Real estate sector seeing several positive signs: Sundaram Home
Stable prices, low interest rates, persistent demand bode well for industry: MD
The real estate sector is witnessing several positive signs that bode well for the industry’s outlook, said Sundaram Home Finance (SHF) MD D. Lakshminarayanan.
“Prices [of housing] have largely remained stable in the last 18 months,” he said. “There is enough inventory to buy. Builders are offering incentives and amenities. Interest rate is at its lowest. Some governments are also offering sops on Stamp Duty. All these are sending out a message to the buyer that on all counts, this is the best time to buy,” he pointed out.
SHF had seen an across-the-board recovery since mid-June that had been ‘swift and strong’, Mr. Lakshminarayanan said.
“For the four months ended October, we registered disbursements of ₹850 crore, the kind of growth numbers going back to the pre-pandemic levels. That is encouraging,” he said. “The recovery has been much more than what we had experienced at the end of the first wave of the pandemic last year,” he added.
Homebuying interest had lasted beyond what could be put down to pent-up demand after the second wave receded, he said.
“Between June and July, when there was euphoria about home buying, we thought those that had put off their purchase plans in April and May because of the second wave were now coming back and that this was pent-up demand playing out. But the subsequent months have shown that there is real demand with the market rebounding with some vengeance. Every succeeding month since July has been up compared to the previous month. First off the block has been the salaried class — those who were looking to buy their first home.”
Lead indicators for financiers signalling the quality of recovery were the pace of construction, the drop in unsold inventories and the number of new project unveilings in the recent past. “Labour remains available in good numbers as the second wave did not see as much migration as the first one,” he added.
He also highlighted the fact that real estate prices remaining almost flat for 18 months would put pressure on builders as input prices — of steel, for example — had been going up. He said it remained to be seen whether builders would pass the additional cost to buyers and how that would impact demand.
Mr. Lakshminarayanan pointed to rising interest for home financing in smaller towns. “From our financing perspective, we have seen a pronounced shift towards tier 2 and 3 towns.

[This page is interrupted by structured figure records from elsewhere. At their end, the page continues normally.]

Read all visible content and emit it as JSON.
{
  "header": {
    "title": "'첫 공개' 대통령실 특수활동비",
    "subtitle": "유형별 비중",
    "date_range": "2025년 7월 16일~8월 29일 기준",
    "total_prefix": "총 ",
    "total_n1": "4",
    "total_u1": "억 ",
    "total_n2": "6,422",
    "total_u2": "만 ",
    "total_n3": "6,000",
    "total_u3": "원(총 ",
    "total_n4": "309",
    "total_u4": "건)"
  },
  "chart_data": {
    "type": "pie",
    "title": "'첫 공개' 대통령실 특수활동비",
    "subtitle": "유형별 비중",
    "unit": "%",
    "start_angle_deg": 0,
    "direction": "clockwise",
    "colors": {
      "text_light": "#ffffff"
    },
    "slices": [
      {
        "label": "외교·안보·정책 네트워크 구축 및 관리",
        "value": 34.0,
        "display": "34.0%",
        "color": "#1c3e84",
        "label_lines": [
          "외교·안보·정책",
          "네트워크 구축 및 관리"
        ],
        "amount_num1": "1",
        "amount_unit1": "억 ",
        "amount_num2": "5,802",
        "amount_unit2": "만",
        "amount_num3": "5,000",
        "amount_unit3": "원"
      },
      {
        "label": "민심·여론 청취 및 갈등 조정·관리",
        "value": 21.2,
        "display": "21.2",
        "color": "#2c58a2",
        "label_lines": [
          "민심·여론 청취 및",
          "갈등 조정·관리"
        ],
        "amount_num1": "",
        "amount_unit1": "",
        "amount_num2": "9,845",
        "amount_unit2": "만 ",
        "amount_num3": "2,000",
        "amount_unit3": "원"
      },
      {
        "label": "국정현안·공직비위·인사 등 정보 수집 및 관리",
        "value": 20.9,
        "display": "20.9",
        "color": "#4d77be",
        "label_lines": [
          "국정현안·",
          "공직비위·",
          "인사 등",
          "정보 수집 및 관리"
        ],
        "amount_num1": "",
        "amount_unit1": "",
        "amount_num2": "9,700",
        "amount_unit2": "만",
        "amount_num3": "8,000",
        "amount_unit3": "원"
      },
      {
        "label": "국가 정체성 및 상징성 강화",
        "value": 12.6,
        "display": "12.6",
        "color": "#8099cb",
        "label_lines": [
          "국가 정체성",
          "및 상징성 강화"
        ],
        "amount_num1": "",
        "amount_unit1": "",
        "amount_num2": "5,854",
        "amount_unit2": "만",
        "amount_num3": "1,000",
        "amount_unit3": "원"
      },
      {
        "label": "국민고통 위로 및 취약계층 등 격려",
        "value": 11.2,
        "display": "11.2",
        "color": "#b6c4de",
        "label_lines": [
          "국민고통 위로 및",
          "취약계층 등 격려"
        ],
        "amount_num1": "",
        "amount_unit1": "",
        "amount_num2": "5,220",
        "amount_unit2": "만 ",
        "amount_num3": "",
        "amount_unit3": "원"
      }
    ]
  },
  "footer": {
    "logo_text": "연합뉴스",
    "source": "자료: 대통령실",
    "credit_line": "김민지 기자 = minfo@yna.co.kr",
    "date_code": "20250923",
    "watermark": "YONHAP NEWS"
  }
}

Nearly 70% of our disbursements in the first half of this year have been from these locations as compared to around 58% levels in the past.”
Acknowledging that the affordable housing segment had taken a hit during the second wave of COVID-19, he said demand had, however, begun to rebound. “We see this segment coming back quite strongly in all of the southern markets in which we are present. The segment has not shown any significant signs of distress in terms of people putting off their purchase decisions. We are already seeing a number of new launches in this segment across markets. Builders continue to be positive in the below ₹40-lakh segment as this is selling swiftly,” he added.